Burkinabe security and law enforcement officials continued to cite border security as a major area of concern. Burkina Faso's Counterterrorism Strategy, Mission de Securitization du Nord, strives to address terrorist activities along its northern border. To accomplish this, Burkina Faso operationalized and deployed a joint Army-Gendarmerie-Police counterterrorism task force known as the Groupement des Forces Anti-Terroristes (GFAT) in January 2013. This force's level has increased from 500 troops in 2016 to 1,600 troops in 2017 in an effort to counter the growing terrorist threat.
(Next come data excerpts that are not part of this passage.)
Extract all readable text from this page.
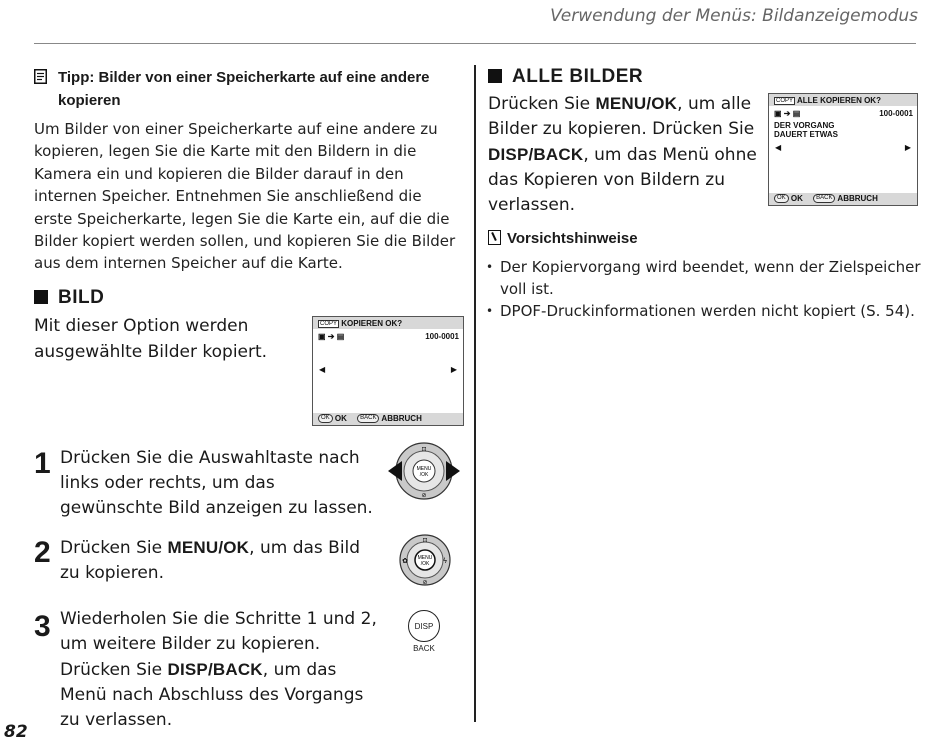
Verwendung der Menüs: Bildanzeigemodus
82
Tipp: Bilder von einer Speicherkarte auf eine andere kopieren
Um Bilder von einer Speicherkarte auf eine andere zu kopieren, legen Sie die Karte mit den Bildern in die Kamera ein und kopieren die Bilder darauf in den internen Speicher. Entnehmen Sie anschließend die erste Speicherkarte, legen Sie die Karte ein, auf die die Bilder kopiert werden sollen, und kopieren Sie die Bilder aus dem internen Speicher auf die Karte.
BILD
Mit dieser Option werden ausgewählte Bilder kopiert.
COPY KOPIEREN OK?
▣ ➔ ▤	100-0001
◀	▶
OK OK BACK ABBRUCH
1 Drücken Sie die Auswahltaste nach links oder rechts, um das gewünschte Bild anzeigen zu lassen.
2 Drücken Sie MENU/OK, um das Bild zu kopieren.
3 Wiederholen Sie die Schritte 1 und 2, um weitere Bilder zu kopieren. Drücken Sie DISP/BACK, um das Menü nach Abschluss des Vorgangs zu verlassen.
MENU
/OK
⊡
⊘
MENU
/OK
⊡
⊘
✿	ϟ
DISP
BACK
ALLE BILDER
Drücken Sie MENU/OK, um alle Bilder zu kopieren. Drücken Sie DISP/BACK, um das Menü ohne das Kopieren von Bildern zu verlassen.
COPY ALLE KOPIEREN OK?
▣ ➔ ▤	100-0001
DER VORGANG
DAUERT ETWAS
◀	▶
OK OK BACK ABBRUCH
Vorsichtshinweise
• Der Kopiervorgang wird beendet, wenn der Zielspeicher voll ist.
• DPOF-Druckinformationen werden nicht kopiert (S. 54).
Burkina Faso relies on the Terrorist Interdiction Program's Personal Identification Secure Comparison and Evaluation System (PISCES), and uses International Organization for Migration-provided screening equipment and software to conduct traveler screening and watchlisting.

The Department of State's Antiterrorism Assistance program provided workshops on cross-border security, crisis management, criminal justice procedures, and prosecution of terrorists. This included an Advanced Rural Border Patrol course and Border Unit mentorship to assist Burkina Faso in securing its borders. The United States partnered with the UN Office for Drugs and Crime for a program on Burkina Faso's legal framework to counter terrorism.

Countering the Financing of Terrorism: Burkina Faso is a member of the Inter-Governmental Action Group against Money Laundering in West Africa (GIABA), a Financial Action Task Force-style body. Burkina Faso's financial intelligence unit (Cellule Nationale de Traitement des Informations Financières – CENTIF) tracks terrorist financing, but had not tried any cases by year's end. In 2017, the Minister of Territory Office of Public Freedoms and Associations took responsibility for terrorism financing from the Ministry of Finance and Ministry of Foreign Affairs. In 2017, CENTIF required non-profit organizations to declare their funding sources. For further information on money laundering and financial crimes, see the 2018 International Narcotics Control Strategy Report (INCSR), Volume II, Money Laundering and Financial Crimes.

Countering Violent Extremism (CVE): The Burkinabe government launched the Sahel Emergency Plan in 2017 to strengthen the role of government, enhance community law enforcement, and generate economic opportunities in its Sahel region. Burkina Faso did not have programs to rehabilitate or reintegrate terrorists into mainstream society.

The U.S. Agency for International Development's CVE programming included a regional messaging project, called Voices for Peace, which counters terrorist narratives through radio programs and social media. It also includes an effort called Partnerships for Peace to strengthen the capacity of the national government, civil society organizations, and regional organizations – G-5 Sahel and the Economic Community of West African States – to counter violent extremism and a research initiative to identify the conditions terrorists exploit for recruitment in local communities.

Regional and International Cooperation: Burkina Faso participates in the G-5 Sahel Joint Force and provides forces to improve security along shared borders to interdict the flow of terrorist groups and criminal trafficking. Burkina Faso maintains two peacekeeping battalions in Mali as part of the UN Multidimensional Integrated Stabilization Mission in Mali.